Your finished product should look something like this:
Step 3: Applying Your Hemp/Ribbon
From here on out things get a little open to interpretation. The key here is to keep things pulled tight and don’t skimp on staples. For each of my stripes I used 3, yard length pieces (nose to outstretched arm method). Let your own personal style shine through! Be asymmetrical and lopsided or militaristic and precise! Make diamonds or a grid. Just keep in mind whatever you will be using the board to display, and make sure the gaps you create in your pattern are appropriate for tucking said items.
Step 4: Tacking and Embellishments
Now everything really is up to you.
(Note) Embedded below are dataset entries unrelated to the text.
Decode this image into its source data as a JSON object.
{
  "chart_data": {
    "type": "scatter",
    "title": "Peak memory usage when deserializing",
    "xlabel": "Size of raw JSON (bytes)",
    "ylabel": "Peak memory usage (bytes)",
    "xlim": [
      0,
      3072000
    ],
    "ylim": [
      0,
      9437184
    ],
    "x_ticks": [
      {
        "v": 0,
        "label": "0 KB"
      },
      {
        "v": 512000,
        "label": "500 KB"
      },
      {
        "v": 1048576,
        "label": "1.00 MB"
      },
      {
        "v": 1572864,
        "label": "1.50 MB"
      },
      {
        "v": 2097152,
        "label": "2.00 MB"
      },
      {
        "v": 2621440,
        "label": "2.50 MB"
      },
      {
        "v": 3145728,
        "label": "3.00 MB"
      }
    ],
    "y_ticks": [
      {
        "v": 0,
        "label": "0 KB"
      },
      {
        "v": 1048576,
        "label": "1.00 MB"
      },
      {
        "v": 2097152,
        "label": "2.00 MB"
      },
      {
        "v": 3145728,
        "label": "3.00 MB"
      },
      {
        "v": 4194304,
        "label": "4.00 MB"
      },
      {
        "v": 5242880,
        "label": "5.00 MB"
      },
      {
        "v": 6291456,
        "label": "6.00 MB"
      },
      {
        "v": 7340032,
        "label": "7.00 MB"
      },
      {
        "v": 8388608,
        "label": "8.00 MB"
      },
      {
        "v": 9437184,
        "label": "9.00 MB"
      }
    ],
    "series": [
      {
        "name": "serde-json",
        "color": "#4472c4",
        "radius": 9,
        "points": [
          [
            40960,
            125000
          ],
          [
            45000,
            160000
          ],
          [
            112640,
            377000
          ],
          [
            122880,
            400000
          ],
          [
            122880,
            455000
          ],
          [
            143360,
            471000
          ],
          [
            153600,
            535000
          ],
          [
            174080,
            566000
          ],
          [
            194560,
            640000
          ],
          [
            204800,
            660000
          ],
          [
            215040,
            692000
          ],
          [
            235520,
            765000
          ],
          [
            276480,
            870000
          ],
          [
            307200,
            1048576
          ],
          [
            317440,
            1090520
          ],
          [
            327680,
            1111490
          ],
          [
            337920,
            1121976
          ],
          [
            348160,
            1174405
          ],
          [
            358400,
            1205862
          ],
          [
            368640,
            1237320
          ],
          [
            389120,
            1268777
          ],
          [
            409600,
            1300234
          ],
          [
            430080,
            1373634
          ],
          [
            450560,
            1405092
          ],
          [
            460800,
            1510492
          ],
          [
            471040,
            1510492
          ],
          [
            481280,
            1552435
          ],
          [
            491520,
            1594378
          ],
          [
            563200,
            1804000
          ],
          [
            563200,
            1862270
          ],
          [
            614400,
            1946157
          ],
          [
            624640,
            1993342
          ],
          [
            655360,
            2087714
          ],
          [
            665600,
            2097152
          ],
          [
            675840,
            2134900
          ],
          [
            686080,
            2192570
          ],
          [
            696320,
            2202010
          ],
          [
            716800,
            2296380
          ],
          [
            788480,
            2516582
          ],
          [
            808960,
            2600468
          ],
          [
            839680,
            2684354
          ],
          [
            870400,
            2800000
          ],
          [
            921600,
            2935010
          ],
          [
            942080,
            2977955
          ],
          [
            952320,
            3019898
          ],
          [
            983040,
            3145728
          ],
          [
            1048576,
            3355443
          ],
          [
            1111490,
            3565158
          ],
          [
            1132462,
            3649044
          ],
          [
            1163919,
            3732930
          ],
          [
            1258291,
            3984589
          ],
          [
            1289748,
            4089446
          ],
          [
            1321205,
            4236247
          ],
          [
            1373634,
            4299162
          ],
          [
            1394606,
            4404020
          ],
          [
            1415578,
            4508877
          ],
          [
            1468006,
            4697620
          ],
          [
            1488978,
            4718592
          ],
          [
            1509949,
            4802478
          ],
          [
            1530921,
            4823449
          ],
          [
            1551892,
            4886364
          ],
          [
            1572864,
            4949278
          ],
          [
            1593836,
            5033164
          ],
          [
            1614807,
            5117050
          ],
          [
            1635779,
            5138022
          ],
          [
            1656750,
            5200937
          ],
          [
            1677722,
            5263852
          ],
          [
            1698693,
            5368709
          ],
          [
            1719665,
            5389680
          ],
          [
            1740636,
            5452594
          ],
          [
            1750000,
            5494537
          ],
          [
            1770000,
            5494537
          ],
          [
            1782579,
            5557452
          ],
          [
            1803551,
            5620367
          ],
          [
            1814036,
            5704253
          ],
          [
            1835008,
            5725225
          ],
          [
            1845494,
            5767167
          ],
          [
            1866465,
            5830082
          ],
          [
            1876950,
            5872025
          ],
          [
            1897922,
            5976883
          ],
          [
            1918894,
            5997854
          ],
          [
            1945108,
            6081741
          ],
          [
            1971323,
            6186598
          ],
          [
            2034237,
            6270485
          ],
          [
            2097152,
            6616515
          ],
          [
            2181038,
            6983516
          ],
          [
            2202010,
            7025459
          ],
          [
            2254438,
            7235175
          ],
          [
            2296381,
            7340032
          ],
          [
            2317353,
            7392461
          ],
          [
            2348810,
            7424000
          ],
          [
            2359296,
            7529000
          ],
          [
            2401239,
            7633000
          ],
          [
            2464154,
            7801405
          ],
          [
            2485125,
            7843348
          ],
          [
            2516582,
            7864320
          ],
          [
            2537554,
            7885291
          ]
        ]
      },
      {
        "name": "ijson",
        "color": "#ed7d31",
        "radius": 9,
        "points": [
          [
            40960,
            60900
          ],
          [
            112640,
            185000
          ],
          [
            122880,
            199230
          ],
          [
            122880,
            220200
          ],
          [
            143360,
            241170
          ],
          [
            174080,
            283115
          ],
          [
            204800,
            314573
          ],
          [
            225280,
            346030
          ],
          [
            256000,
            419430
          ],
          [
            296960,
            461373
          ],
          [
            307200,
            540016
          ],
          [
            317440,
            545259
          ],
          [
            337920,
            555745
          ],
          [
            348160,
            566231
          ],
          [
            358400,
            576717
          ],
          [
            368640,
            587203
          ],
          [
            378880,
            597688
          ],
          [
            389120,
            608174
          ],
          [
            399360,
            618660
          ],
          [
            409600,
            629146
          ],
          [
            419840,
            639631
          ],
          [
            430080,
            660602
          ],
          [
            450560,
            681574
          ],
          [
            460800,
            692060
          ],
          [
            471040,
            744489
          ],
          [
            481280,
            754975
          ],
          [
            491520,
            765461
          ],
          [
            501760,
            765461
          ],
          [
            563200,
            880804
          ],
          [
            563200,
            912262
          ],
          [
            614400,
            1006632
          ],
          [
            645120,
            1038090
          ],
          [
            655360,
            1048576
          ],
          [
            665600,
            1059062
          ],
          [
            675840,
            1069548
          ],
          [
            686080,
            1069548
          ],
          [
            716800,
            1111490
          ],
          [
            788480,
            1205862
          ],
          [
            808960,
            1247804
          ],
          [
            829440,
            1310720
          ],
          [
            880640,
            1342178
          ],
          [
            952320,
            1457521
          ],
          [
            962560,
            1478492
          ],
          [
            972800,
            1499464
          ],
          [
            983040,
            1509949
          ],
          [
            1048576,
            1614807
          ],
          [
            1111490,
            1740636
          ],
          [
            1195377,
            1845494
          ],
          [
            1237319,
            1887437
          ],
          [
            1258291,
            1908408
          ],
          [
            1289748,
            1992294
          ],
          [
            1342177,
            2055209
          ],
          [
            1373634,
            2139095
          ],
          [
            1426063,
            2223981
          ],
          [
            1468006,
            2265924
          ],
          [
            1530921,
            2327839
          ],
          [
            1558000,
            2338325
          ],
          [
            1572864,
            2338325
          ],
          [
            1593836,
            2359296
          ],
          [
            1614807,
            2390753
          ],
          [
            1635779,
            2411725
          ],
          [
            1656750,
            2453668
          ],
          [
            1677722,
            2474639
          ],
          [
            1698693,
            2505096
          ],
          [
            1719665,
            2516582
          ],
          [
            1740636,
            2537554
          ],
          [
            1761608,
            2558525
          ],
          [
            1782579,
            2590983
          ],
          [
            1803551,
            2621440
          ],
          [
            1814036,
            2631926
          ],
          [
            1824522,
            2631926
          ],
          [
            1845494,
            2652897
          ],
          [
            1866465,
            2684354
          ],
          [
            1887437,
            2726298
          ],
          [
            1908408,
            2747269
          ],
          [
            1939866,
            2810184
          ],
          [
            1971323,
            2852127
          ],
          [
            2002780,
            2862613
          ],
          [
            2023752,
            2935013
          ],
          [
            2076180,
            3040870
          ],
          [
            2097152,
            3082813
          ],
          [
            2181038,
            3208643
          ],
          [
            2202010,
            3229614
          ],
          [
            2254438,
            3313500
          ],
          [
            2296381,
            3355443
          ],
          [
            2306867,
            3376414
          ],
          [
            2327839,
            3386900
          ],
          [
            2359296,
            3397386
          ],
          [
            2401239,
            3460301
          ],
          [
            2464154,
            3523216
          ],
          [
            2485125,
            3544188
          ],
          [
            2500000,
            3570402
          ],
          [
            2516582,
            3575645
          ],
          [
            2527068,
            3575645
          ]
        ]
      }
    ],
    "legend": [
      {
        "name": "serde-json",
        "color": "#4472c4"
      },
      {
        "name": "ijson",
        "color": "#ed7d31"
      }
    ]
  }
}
A good tacking in the middle of every crossed line will ensure your creation actually holds on to whatever you’re placing into it. Instead of tacks you could also proceed to more stapling then cover them up with embellishments like buttons or, in my case, hemp flowers. Thumbtacks are a good idea to have around though, as a little extra security for whatever you’re showcasing in the cords never hurt…especially when you have cats 😉
Step 5: Load Her Up!
You’re done! Have fun from here designing your layout of paraphernalia. I imagine this could be a cute place for not even the sentimental, but also post-it reminders, business cards and the like. Go heavy or go light, just remember to let your personality shine through.